Dari hal tersebut, sebagai seorang pendidik harus bisa mengantisipasi kebosanan
para murid agar semangat belajarnya tidak hilang.
Orientasi nilai dan gelar. Sistem
pendidikan Indonesia saat ini secara tidak langsung 'menuntut' para muridnya
untuk mendapat nilai dan gelar setinggi-tingginya. Karena berorientasi hanya
pada nilai, banyak murid mengandalkan kemampuan bersaingnya, agar di setiap
bidang pelajaran mendapat nilai terbaik. Hal tersebut tidaklah buruk, nilai
memang bisa menjadi motivasi belajar seseorang, tetapi lama kelamaan justru
menjadi orientasi belajar yg salah. Seharusnya berorientasi pada ilmu malah sibuk mengejar nilai bagus. Guru
pun menjadi “mesin pemberi nilai”. Karena seharusnya, destinasi belajar yang utama adalah
mendapatkan ilmu, bukan nilai. Sistem pendidikan yang sudah membudayakan
mencari nilai ini disalahgunakan banyak murid di Indonesia, demi mendapat nilai
terbaik, hal buruk pun dilakukan. Menyontek, membeli soal ujian, membayar mahal
untuk mendapatkan gelar, dan sebagainya. Bukankah ketidakjujuran tersebut
adalah cikal bakal koruptor? Jadi hasil dari pendidikan adalah koruptor? Tujuan
pendidikan yang menyebutkan mencerdaskan kehidupan jelas tidak tercapai.
Guru ngobrol
dengan papan tulis. Saya melakukan survey singkat kepada orang-orang yg pernah/masih
berstatus sebagai murid tentang 'alasan
malas sekolah', dan saya tertegun dengan jawaban “Mending belajar sendiri, lebih ngerti, habis gurunya ngajar sendiri, cuma
kaya menggugurkan kewajiban.” Murid pun bisa merasakan baik atau tidaknya
seorang guru mengajar. Tugas guru memang sebagai pengajar, tetapi ada nilai
lebih yang harus dibawa seorang guru yaitu tentang mendidik. Itulah mengapa
seorang guru dituntut untuk menjadi 'psikolog tanpa gelar', karena selain
bermodalkan ilmu, guru juga harus membawa hatinya
saat berhadapan dengan murid. Jadi, jangan sampai dijuluki ngobrol dengan papan tulis. Interaksi dari hati adalah salah satu upaya
mendidik. Dalam aplikasinya, bisa saja secara sederhana guru menyelipkan nilai-nilai kehidupan atas
apa yang telah/sedang dipelajari murid-muridnya. Dengan begitu, ilmu bukan saja
lahir sebagai teori, tapi juga sebagai penerapan.
***
SEKOLAH
IMPIAN
Saya tertarik ketika diminta membayangkan tentang
sekolah impian. Idealnya, saya ingin sebuah sekolah yang murid-muridnya belajar
mengembangkan bakat secara total sekaligus belajar membuat bakat itu bermanfaat
bagi kehidupan orang banyak.
Manusia dilahirkan dengan bakat dan keahliannya
masing-masing. Potensi menjadi hal lebih mendasarnya. Ditemukan atau tidaknya
bakat seseorang, tergantung pada lingkungannya. Apa sekitarnya mendukung? Atau
justru mematikan? Saya membayangkan sebuah sekolah yang bisa menjadi ‘penemu’
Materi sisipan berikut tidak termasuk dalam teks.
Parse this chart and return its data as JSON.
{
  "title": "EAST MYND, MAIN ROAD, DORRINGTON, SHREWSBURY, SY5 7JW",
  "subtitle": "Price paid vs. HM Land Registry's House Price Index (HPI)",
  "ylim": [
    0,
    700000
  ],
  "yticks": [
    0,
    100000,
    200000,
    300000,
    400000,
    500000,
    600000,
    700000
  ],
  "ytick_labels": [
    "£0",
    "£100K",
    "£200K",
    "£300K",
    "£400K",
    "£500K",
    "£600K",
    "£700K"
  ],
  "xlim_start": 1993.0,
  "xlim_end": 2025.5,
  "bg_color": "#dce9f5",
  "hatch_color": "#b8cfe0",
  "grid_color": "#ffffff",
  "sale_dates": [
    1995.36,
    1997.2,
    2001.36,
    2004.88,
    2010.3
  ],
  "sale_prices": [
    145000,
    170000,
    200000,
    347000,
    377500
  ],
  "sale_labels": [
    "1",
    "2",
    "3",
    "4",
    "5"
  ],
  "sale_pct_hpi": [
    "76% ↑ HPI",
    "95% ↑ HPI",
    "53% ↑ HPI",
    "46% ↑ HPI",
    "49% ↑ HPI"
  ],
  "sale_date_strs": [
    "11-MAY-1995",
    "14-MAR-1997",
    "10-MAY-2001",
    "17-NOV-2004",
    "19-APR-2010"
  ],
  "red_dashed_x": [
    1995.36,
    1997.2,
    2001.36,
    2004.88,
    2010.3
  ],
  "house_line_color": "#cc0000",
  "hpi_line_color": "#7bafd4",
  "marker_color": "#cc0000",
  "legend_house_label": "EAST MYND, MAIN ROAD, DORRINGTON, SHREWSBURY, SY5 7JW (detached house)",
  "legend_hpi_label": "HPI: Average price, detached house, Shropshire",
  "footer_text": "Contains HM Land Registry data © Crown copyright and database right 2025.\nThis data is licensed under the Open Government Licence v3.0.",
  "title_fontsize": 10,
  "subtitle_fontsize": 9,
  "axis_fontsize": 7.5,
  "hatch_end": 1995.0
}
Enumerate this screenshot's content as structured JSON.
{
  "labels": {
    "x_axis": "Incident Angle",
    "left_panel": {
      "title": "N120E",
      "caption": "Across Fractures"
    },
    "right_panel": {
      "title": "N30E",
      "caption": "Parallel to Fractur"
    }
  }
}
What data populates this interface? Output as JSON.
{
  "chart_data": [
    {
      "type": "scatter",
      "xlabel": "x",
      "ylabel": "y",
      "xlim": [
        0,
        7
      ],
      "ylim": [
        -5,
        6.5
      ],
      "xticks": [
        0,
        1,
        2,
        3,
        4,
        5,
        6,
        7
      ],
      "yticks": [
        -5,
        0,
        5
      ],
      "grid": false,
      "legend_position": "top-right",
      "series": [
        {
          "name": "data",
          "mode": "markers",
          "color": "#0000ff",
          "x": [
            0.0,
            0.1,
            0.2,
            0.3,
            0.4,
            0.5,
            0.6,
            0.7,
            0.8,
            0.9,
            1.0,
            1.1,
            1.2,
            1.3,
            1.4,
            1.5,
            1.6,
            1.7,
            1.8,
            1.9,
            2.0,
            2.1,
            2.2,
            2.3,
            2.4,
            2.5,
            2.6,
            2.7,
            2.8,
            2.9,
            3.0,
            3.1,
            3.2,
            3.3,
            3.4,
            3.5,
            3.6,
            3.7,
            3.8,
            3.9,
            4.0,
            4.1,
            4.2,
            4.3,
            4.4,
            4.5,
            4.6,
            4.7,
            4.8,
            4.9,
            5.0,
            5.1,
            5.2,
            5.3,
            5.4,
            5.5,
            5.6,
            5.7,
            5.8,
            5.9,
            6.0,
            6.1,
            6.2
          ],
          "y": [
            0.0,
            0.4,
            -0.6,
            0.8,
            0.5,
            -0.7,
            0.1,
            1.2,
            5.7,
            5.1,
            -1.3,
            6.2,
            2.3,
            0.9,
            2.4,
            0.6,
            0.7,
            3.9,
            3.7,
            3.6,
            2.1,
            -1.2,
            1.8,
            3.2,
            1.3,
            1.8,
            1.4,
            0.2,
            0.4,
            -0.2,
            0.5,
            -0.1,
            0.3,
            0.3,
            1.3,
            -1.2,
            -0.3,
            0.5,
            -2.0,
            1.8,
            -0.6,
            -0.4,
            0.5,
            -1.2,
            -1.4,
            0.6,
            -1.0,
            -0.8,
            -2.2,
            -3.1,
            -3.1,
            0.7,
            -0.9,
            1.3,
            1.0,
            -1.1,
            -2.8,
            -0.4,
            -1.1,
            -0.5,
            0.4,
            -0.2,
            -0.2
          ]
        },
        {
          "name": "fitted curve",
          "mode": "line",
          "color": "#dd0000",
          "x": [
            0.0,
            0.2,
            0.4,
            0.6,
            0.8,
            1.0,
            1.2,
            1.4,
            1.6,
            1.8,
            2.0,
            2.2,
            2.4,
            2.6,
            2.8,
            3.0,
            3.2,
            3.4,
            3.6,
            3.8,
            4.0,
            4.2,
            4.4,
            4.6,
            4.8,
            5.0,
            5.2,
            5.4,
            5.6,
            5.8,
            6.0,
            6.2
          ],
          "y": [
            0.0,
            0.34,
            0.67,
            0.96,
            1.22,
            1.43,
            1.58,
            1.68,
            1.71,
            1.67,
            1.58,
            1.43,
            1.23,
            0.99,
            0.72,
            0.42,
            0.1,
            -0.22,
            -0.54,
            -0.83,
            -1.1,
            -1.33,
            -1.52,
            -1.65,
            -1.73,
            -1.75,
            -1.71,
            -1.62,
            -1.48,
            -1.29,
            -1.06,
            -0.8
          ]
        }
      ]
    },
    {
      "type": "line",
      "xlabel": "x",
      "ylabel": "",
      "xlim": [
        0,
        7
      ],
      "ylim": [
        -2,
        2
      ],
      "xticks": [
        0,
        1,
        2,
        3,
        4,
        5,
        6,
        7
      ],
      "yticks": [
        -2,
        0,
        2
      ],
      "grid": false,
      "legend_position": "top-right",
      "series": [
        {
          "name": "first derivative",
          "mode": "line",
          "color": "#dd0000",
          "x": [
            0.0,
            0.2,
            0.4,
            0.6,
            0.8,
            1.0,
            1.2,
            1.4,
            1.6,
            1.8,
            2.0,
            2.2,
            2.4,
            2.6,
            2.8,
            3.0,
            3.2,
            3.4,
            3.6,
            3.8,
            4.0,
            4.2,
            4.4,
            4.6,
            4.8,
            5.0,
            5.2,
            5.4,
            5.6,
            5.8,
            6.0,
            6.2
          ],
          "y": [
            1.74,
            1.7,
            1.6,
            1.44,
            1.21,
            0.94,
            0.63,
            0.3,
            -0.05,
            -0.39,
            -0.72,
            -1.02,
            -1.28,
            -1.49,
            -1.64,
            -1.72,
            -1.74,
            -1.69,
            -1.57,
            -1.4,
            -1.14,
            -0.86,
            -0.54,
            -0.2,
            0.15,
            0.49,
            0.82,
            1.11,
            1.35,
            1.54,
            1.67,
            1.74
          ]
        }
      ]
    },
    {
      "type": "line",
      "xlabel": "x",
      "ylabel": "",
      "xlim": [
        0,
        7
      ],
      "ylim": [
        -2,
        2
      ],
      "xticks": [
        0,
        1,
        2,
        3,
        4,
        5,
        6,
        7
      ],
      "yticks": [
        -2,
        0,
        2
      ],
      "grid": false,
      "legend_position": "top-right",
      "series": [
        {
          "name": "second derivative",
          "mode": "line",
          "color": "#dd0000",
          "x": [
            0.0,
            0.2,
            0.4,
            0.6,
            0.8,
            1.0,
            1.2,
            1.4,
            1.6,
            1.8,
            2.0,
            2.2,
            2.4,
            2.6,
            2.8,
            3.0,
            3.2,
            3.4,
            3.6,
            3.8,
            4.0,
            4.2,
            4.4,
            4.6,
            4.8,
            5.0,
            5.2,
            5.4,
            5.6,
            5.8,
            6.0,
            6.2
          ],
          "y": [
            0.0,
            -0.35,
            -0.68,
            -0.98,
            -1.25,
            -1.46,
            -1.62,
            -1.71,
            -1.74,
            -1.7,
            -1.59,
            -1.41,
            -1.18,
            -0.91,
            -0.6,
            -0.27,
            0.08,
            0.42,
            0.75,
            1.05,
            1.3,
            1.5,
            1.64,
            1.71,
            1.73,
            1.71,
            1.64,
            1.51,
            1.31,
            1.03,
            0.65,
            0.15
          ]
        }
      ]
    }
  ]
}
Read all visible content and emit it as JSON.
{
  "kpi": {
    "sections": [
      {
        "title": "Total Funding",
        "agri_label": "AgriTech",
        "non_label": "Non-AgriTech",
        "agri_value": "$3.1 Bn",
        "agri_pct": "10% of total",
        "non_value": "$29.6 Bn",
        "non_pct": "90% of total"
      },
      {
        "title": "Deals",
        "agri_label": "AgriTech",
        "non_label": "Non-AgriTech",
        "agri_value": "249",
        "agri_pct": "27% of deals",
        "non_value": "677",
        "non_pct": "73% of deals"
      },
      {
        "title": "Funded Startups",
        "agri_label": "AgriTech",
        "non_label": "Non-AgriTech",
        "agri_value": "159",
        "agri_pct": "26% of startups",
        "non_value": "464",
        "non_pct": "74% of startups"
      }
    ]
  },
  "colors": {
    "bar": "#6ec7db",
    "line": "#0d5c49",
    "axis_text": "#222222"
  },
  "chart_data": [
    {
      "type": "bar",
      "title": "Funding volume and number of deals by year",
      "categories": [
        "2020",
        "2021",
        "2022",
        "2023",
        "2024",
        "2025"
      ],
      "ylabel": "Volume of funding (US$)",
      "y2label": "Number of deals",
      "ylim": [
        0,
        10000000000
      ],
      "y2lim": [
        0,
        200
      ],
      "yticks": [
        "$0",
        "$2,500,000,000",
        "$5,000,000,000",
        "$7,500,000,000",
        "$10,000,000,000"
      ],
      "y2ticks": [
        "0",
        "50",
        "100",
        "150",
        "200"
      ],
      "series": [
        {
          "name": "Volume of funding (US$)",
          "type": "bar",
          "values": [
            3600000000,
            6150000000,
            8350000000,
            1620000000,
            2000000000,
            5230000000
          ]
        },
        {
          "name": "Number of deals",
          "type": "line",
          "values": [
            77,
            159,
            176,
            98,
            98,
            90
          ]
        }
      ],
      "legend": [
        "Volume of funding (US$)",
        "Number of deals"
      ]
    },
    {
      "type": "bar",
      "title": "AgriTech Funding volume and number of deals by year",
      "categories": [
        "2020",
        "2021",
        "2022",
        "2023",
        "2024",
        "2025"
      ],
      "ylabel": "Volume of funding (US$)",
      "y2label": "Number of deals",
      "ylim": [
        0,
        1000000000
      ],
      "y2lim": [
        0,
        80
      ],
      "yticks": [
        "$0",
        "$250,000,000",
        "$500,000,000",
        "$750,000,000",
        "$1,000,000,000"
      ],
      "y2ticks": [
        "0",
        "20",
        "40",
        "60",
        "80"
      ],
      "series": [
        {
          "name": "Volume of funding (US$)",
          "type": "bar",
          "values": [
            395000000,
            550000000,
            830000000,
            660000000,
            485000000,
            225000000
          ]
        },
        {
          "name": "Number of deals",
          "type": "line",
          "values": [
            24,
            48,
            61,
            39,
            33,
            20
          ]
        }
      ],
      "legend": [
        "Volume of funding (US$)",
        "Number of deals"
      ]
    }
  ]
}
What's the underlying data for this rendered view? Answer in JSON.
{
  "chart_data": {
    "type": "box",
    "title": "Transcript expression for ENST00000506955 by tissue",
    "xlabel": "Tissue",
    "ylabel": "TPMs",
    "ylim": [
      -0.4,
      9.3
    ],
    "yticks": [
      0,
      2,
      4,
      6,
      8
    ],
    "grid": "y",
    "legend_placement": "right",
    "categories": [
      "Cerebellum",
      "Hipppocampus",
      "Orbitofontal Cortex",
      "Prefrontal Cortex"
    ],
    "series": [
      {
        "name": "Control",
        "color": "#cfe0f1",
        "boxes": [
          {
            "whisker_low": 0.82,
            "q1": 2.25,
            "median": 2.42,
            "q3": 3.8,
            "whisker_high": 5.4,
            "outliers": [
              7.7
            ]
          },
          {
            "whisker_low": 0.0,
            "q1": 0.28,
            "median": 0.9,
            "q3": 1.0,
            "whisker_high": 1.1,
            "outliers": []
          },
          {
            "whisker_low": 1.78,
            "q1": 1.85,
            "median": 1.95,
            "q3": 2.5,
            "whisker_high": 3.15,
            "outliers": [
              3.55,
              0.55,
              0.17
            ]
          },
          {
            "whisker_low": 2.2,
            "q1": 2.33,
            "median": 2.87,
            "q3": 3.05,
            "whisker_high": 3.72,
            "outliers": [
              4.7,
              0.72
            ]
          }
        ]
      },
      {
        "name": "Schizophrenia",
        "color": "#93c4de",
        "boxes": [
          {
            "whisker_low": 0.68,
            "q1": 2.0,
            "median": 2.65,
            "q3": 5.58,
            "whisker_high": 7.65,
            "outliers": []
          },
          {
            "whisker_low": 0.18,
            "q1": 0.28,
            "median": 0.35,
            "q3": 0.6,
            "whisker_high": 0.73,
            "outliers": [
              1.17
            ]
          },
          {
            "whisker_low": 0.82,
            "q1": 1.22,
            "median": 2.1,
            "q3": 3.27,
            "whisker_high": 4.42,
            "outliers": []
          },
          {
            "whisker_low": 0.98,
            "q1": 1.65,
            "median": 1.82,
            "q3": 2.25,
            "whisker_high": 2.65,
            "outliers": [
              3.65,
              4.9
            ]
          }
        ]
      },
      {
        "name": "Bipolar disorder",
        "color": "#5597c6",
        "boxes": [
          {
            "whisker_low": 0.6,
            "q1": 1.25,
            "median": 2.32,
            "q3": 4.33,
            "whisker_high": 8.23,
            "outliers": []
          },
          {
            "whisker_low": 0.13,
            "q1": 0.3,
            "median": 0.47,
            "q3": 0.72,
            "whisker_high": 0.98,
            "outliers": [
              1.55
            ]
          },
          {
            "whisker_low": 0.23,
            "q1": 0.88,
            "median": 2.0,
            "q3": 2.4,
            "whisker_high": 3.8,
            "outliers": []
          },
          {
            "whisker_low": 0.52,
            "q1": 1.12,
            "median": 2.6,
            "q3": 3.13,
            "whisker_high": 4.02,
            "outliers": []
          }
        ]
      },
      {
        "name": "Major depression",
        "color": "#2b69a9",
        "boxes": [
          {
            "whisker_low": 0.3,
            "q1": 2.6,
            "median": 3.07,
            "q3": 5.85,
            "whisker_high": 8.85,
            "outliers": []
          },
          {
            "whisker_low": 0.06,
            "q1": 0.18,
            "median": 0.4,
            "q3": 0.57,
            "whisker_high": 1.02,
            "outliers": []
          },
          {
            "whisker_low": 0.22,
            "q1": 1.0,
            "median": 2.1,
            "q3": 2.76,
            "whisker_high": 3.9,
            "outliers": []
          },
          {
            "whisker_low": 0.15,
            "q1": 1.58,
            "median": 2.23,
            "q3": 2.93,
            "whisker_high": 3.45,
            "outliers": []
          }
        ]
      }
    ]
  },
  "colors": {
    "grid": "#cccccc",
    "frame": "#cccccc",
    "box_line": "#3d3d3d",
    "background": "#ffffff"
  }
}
bakat murid-muridnya, dan sekolah itu berperan besar dalam pengembangan
bakat tersebut. Di dalamnya diberikan waktu bebas untuk murid-murid melakukan
hal yg mereka suka dengan aturan hasilnya: harus bisa bermanfaat bagi orang
lain. Sesederhana apapun manfaat itu. Jangan melupakan soal mimpi dan cita-cita
karena sesuatu yang besar itu berawal dari mimpi. Saya membayangkan sekolah
impian itu berisi ratusan mimpi murid-muridnya dan tugas sekolah itu adalah
sebagai pembantu perwujudan mimpi.
Pengalaman adalah guru terbaik. sudah
tidak asing pepatah itu didengar. Guru kelas memang memberikan materi pelajaran
sesuai kurikulum yg sudah ditentukan. Kurikulum juga dibuat untuk
terstrukturnya sistem pembelajaran, tapi seringkali sifat formal kurikulum itu
membosankan. Saya membayangkan sebuah sekolah impian yg mampu menanamkan
nilai-nilai kehidupan melalui 'aktivitas' yg mereka lakukan. Bukan secara teori
lalu dikerjakan, namun, dengan merealisasikannya terlebih dahulu kemudian
diambil pelajarannya. Jadi para murid belajar dari apa yang dilakukan, bukan hanya
melakukan apa yang dipelajari. Karena bagaimana pun pengalaman akan lebih
esensial.
Saya juga ingin sebuah sekolah yang mengajarkan muridnya untuk berdamai
dengan kegagalan sehingga mereka tidak takut gagal. Dengan begitu, mereka akan
terus semangat mencoba, mencoba, dan mencoba, menanamkan bahwa sistem trial and eror itu bukan hal yang buruk.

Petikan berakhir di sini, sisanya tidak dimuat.